Managing indigenous seed-inhabiting microbes for biological control against Fusarium pathogens in corn
The pathogenic fungus Fusarium threatens the integrity of corn crops in the form of blights and deadly mycotoxins. Pathogenic Fusarium can reside in seeds, complicating efforts to control its spread. Biological control microorganisms are a promising organic alternative to disinfecting seed treatments, but their practical use is limited by our understanding of their ecological roles in agricultural ecosystems. Industrially-produced microbes may be incompatible with the local ecology of the farm, and therefore have no guarantee to protect the plant or persist on the farm after initial inoculation.

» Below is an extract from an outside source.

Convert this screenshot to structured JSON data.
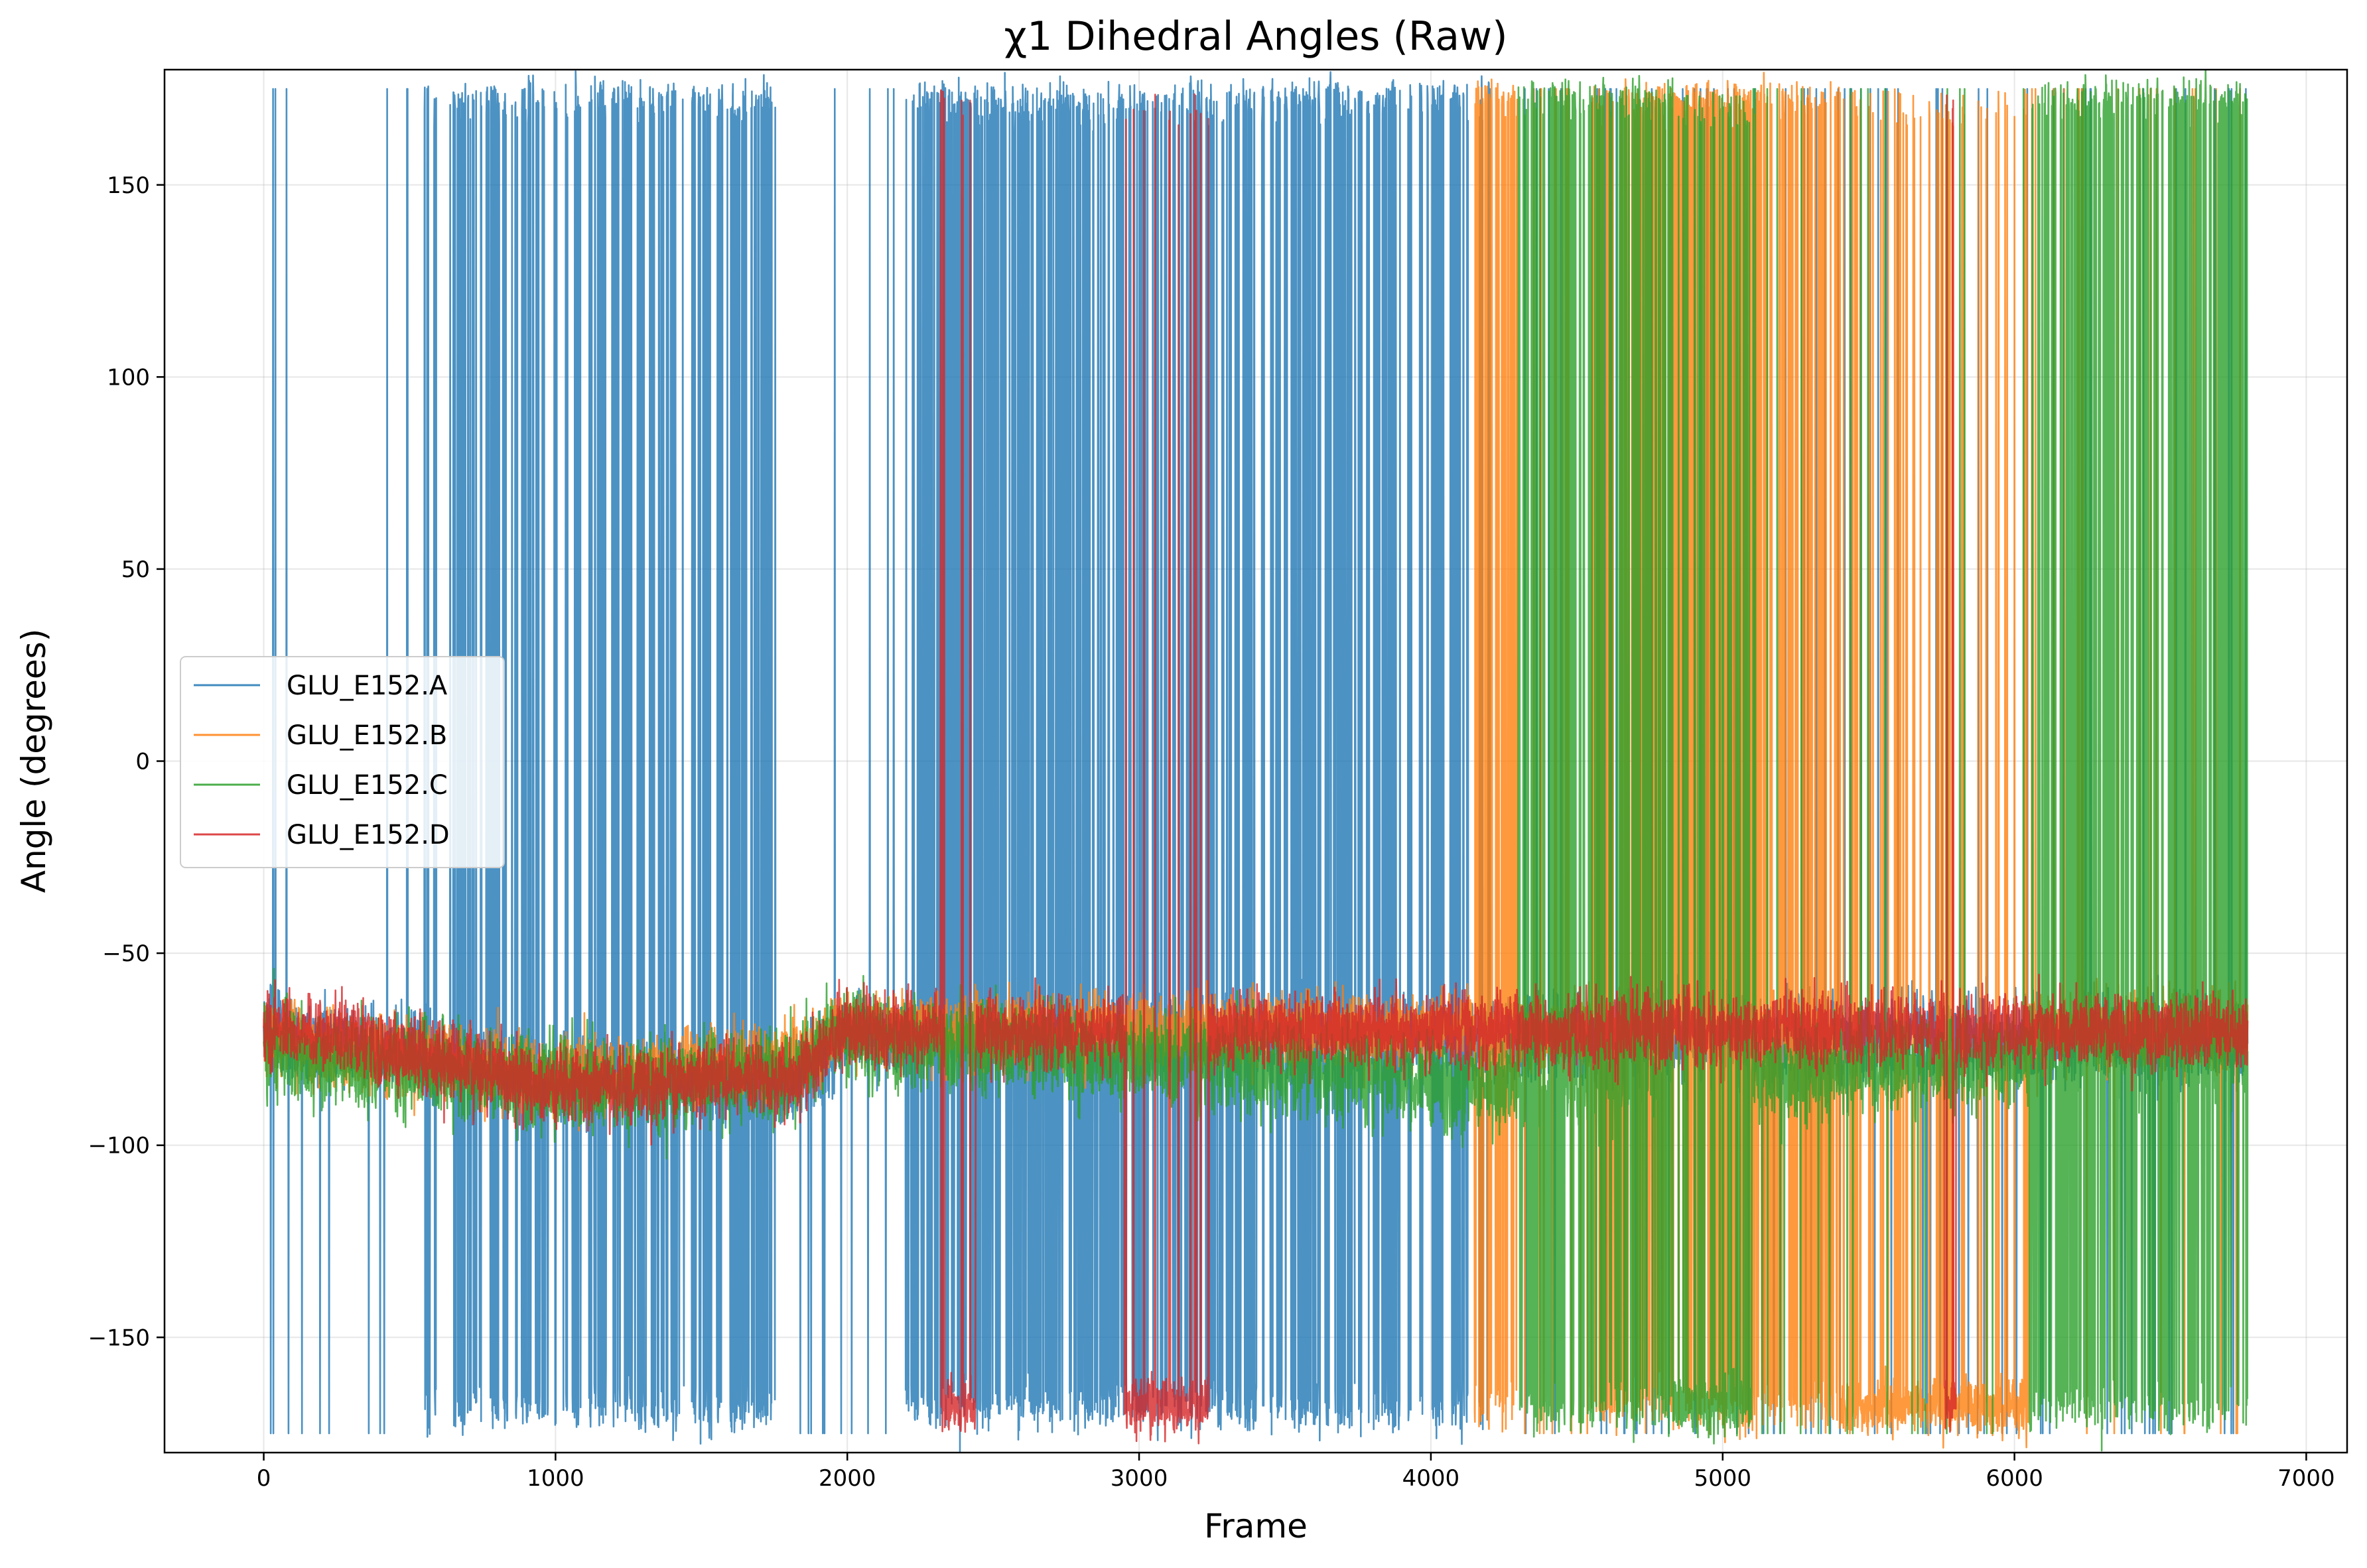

This project will explore the use of indigenous seed-inhabiting microorganisms as biological control agents against Fusarium in corn, as they have the potential to provide heritable resistance against disease. Field trials will be conducted in collaboration with two Willamette Valley farms and Oregon State University (OSU) to:
- Measure the efficacy of biological seed treatments for control against the Fusarium pathogen
- Test the interactions between seed disinfection practices and biological seed treatments
- Assess the abilities of biocontrol organisms to be inherited in the seed
The OSU Botany Field Lab contains a field that is intentionally maintained with high disease pressure from Fusarium pathogens, so effective pathogen trials can take place. The commercial organic farms are growing Cascade Ruby-Gold, a hardy, open-pollinated flint corn variety that was bred and adapted to Oregon’s Willamette Valley. The farms, presently not afflicted with noticeable Fusarium pathogen pressure, will help test the overall health of treated plants, and the persistence of microbial inoculants across generations using organic practices. Ultimately, the goal is for the methods employed in this research to be transferrable to other local efforts for preventative management of seed-borne diseases.